The fire in the early hours of Oct 11, 2016, razed a wet market and coffee shop to the ground, affecting the livelihood of stallholders and forcing residents to shop elsewhere. A temporary market was constructed opposite Block 495.
"This project started off when we had a big problem," noted Deputy Prime Minister Tharman Shanmugaratnam, who was guest of honour at the launch of the new complex.
"But this project shows that no problem is too big when we work together with one heart."
There is an arrangement now for market stallholders to donate meat and vegetables so that volunteers can cook and serve free lunches upstairs for needy senior citizens every Thursday.
Residents said they liked the ventilation and wide corridors in the new complex.

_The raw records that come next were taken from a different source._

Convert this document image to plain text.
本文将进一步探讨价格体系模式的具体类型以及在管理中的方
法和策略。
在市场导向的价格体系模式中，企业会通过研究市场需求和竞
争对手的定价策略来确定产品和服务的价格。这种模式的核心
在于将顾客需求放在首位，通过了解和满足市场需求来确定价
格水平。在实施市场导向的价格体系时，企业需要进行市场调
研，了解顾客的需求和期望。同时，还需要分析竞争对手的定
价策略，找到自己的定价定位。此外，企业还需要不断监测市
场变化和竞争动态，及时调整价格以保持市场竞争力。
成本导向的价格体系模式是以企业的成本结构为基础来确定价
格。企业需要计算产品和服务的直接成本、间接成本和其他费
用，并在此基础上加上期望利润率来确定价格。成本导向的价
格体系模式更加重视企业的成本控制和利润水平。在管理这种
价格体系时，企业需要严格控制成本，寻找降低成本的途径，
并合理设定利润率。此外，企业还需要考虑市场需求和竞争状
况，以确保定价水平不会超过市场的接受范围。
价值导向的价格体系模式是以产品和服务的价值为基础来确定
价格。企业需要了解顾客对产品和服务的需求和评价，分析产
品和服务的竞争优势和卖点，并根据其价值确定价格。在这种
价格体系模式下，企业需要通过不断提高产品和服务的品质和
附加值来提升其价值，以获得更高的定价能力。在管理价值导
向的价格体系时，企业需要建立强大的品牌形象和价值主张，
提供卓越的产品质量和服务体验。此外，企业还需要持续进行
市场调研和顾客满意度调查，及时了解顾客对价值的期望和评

"It is very convenient here because everything is under one roof, but some of the food prices in the coffee shop have gone up," said former taxi driver B. Tan, 76.
Some market stallholders also said their rents seemed to have gone up.
Madam Jeo Li Yan, 56, who sells meat, said her rent has risen from $800 to $1,200 a month.
Jurong GRC MP Ang Wei Neng clarified that rents per sq m have remained the same but some stall owners may be paying more because they have been allocated a larger space.
The proximity of the market to the active ageing hub, which will start operating in the second quarter of this year, not only makes various services more accessible to the elderly but also allows for collaborations.
For instance, there is an arrangement now for market stallholders to donate meat and vegetables so that volunteers can cook and serve free lunches upstairs for needy senior citizens every Thursday.
Mr Ang said: "Each stallholder will donate about $5 to $10 worth of what they are selling so that it is not a lot for each stallholder but it all adds up and enables it to be sustainable and meaningful for residents."